Researchers produce documents, not code. The architect researches approaches and produces structured decision documents for technology choices and migration strategies. The claude-architect is a meta-agent - it helps design and review Claude Code extensions themselves (agents, skills, hooks, commands).

Orchestrators coordinate workflows. The architect-reviewer is a supervisor that spawns auditor agents via Task(), consolidates findings, delegates fixes, and re-audits until quality standards are met. The git-agent handles git operations with a 3-tier safety system (read-only/safe-write/destructive). The pr-writer generates structured PR descriptions from git diff analysis.
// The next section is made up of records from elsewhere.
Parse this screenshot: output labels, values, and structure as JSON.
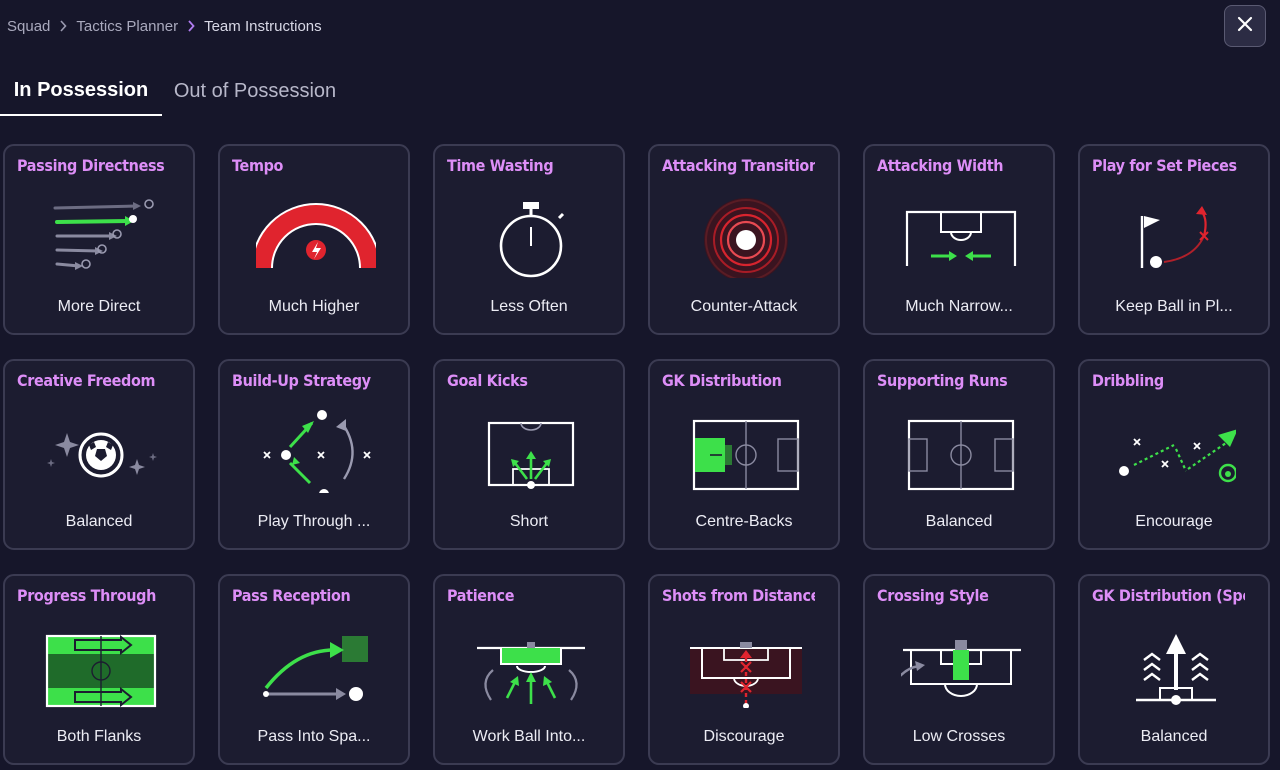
{
  "breadcrumb": {
    "items": [
      "Squad",
      "Tactics Planner",
      "Team Instructions"
    ]
  },
  "tabs": [
    {
      "label": "In Possession",
      "active": true
    },
    {
      "label": "Out of Possession",
      "active": false
    }
  ],
  "colors": {
    "accent_title": "#dd8ef7",
    "green": "#3de04a",
    "red": "#e0242e",
    "card_bg": "#1c1c30",
    "page_bg": "#16162a"
  },
  "cards": [
    {
      "title": "Passing Directness",
      "value": "More Direct",
      "icon": "passing-directness-icon"
    },
    {
      "title": "Tempo",
      "value": "Much Higher",
      "icon": "tempo-gauge-icon"
    },
    {
      "title": "Time Wasting",
      "value": "Less Often",
      "icon": "stopwatch-icon"
    },
    {
      "title": "Attacking Transition",
      "value": "Counter-Attack",
      "icon": "counter-attack-target-icon"
    },
    {
      "title": "Attacking Width",
      "value": "Much Narrow...",
      "icon": "narrow-width-icon"
    },
    {
      "title": "Play for Set Pieces",
      "value": "Keep Ball in Pl...",
      "icon": "set-piece-flag-icon"
    },
    {
      "title": "Creative Freedom",
      "value": "Balanced",
      "icon": "sparkle-ball-icon"
    },
    {
      "title": "Build-Up Strategy",
      "value": "Play Through ...",
      "icon": "build-up-icon"
    },
    {
      "title": "Goal Kicks",
      "value": "Short",
      "icon": "goal-kick-icon"
    },
    {
      "title": "GK Distribution",
      "value": "Centre-Backs",
      "icon": "gk-distribution-pitch-icon"
    },
    {
      "title": "Supporting Runs",
      "value": "Balanced",
      "icon": "supporting-runs-pitch-icon"
    },
    {
      "title": "Dribbling",
      "value": "Encourage",
      "icon": "dribbling-icon"
    },
    {
      "title": "Progress Through",
      "value": "Both Flanks",
      "icon": "both-flanks-pitch-icon"
    },
    {
      "title": "Pass Reception",
      "value": "Pass Into Spa...",
      "icon": "pass-into-space-icon"
    },
    {
      "title": "Patience",
      "value": "Work Ball Into...",
      "icon": "patience-box-icon"
    },
    {
      "title": "Shots from Distance",
      "value": "Discourage",
      "icon": "shots-distance-icon"
    },
    {
      "title": "Crossing Style",
      "value": "Low Crosses",
      "icon": "low-cross-icon"
    },
    {
      "title": "GK Distribution (Speed)",
      "value": "Balanced",
      "icon": "gk-speed-icon"
    }
  ]
}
Quick-edit runs on haiku with a 50-line limit enforced by agent-guard-max-lines.sh. For typo fixes, variable renames, config tweaks. Escalates to sonnet if the task is too complex.

Browser QA uses Chrome integration to navigate running web apps, click elements, fill forms, read console errors, and take screenshots. Requires Chrome integration to be active.

Model routing saves cost. Not every task needs opus. Code review runs on sonnet. Quick edits run on haiku. Security audits run on opus because the consequences of missing something are high. Match the model to the stakes.

When to use an agent vs a skill vs a rule

Rule of thumb: if it’s a style preference or a guardrail, it’s a rule. If it’s a structured procedure, it’s a skill. If it’s a distinct task needing different capabilities, it’s an agent.

What’s in here

Read-only auditors: a11y, api-contract-reviewer, code-reviewer, cleanup, feasibility-check, history-reviewer, migration-reviewer, perf, security, simplify, test-coverage-reviewer, ui-review, wp-perf, wp-reviewer, wp-security

Builders: backend-builder, frontend-builder, seed-generator, test-writer, wp

Research: architect, claude-architect

Orchestrators: architect-reviewer, git-agent, pr-writer

QA: browser-qa-agent

Fast: quick-edit

references/ contains supporting reference docs used by WordPress-specialized agents.